Display of VarMod results. The results for variants in Phosphorylase b kinase gamma catalytic chain (UniProt accession P15735). The variants shown are known to have a role in Glycogen storage disease 9C. (A) The prediction summary table, showing the overall VarMod prediction and summarising the output from the different analyses. Results are colour coded to indicate the likely relevance of the changes, with features that suggest the variant is likely to be functional coloured red with the colour scale ranging to blue for features that are least likely to lead to functional changes. (B) The VarMod sequence display, residues are coloured to indicate conservation and the presence of ligand binding and interface sites. (C) The VarMod structural view.

Figure 3.

The VarMod interactions view for investigating variants located at protein–protein interfaces.

The sequence and structure sections display the main analyses. The sequence section displays the protein sequence, colour coded to highlight multiple features including residue conservation, ligand binding sites and protein–protein interfaces. The summary results and sequence view can be downloaded as a PDF file.

The structural section first displays the details of the structural templates and models of the protein that have been generated (one for each region/domain for which a template was identified). A JSmol (www.jmol.org) molecular viewer forms the main part of the structural section and initially displays the model with the highest confidence (probability from hhblits alignment). The JSmol viewer enables visualisation of the modelled protein and by default is coloured to highlight the functional regions of the protein (ligand-binding and protein–protein interface sites) and the nsSNVs (red). A control panel to the right of the display enables the user to investigate the nsSNVs by displaying a different model, or modifying the display style (cartoon/spacefill or sticks representations) and colour of the whole protein, nsSNVs or functional sites. The user is able to generate high quality images of the displayed model by clicking on the ‘generate image’ button, enabling the analysis to be used for reports or publications.

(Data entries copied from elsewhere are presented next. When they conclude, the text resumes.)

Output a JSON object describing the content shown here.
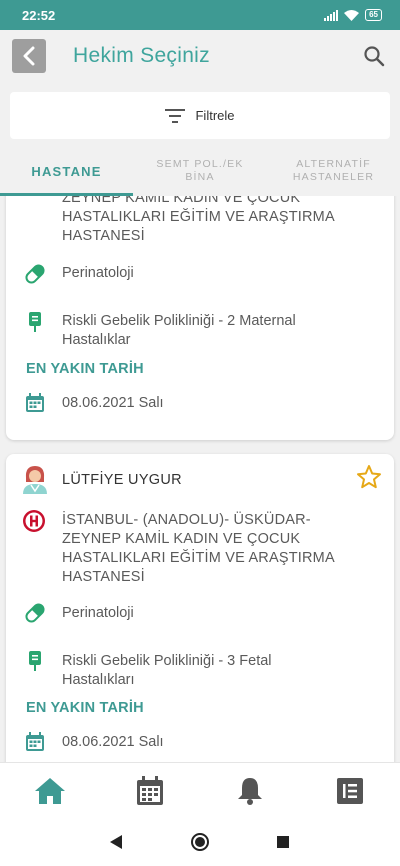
{
  "status_bar": {
    "time": "22:52",
    "battery": "65"
  },
  "header": {
    "title": "Hekim Seçiniz"
  },
  "filter": {
    "label": "Filtrele"
  },
  "tabs": [
    {
      "line1": "HASTANE",
      "line2": ""
    },
    {
      "line1": "SEMT POL./EK",
      "line2": "BİNA"
    },
    {
      "line1": "ALTERNATİF",
      "line2": "HASTANELER"
    }
  ],
  "cards": [
    {
      "hospital_lines": [
        "ZEYNEP KAMİL KADIN VE ÇOCUK",
        "HASTALIKLARI EĞİTİM VE ARAŞTIRMA",
        "HASTANESİ"
      ],
      "department": "Perinatoloji",
      "clinic_lines": [
        "Riskli Gebelik Polikliniği - 2  Maternal",
        "Hastalıklar"
      ],
      "nearest_label": "EN YAKIN TARİH",
      "date": "08.06.2021 Salı"
    },
    {
      "doctor": "LÜTFİYE UYGUR",
      "hospital_lines": [
        "İSTANBUL- (ANADOLU)- ÜSKÜDAR-",
        "ZEYNEP KAMİL KADIN VE ÇOCUK",
        "HASTALIKLARI EĞİTİM VE ARAŞTIRMA",
        "HASTANESİ"
      ],
      "department": "Perinatoloji",
      "clinic_lines": [
        "Riskli Gebelik Polikliniği - 3  Fetal",
        "Hastalıkları"
      ],
      "nearest_label": "EN YAKIN TARİH",
      "date": "08.06.2021 Salı"
    }
  ],
  "colors": {
    "accent": "#3e9a93",
    "hospital_red": "#c8102e",
    "star": "#e6a817"
  }
}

The location of the nsSNVs in relation to the protein–protein interface sites can be explored further via the modelled complexes. The complex models are listed in a table, which also indicates the nsSNVs that are present in the model and if they occur within an interface. The complexes can be viewed in a separate JSmol viewer accessed from a link for each of the entries in the list.

CONCLUDING REMARKS

VarMod was developed to use recent observations that disease associated nsSNVs are frequently located at ligand-binding and protein–protein interface sites and to automate manual approaches that we have previously used to analyse GWAS candidate nsSNVs. We have demonstrated that VarMod performance on a large and established benchmark set is comparable to an existing state of the art method (PolyPhen-2). The VarMod server provides a resource for users to identify functional nvSNVs and to investigate the individual features associated with these variants. Plans for future improvements to the server include increasing the number of interface and binding site features such as considering how variants may alter binding energies and options to submit variants in alternative formats such as Variant Call Files (VCF), which will facilitate high throughput analysis of nsSNVs identified from sequencing studies.

SUPPLEMENTARY DATA

Supplementary Data are available at NAR Online.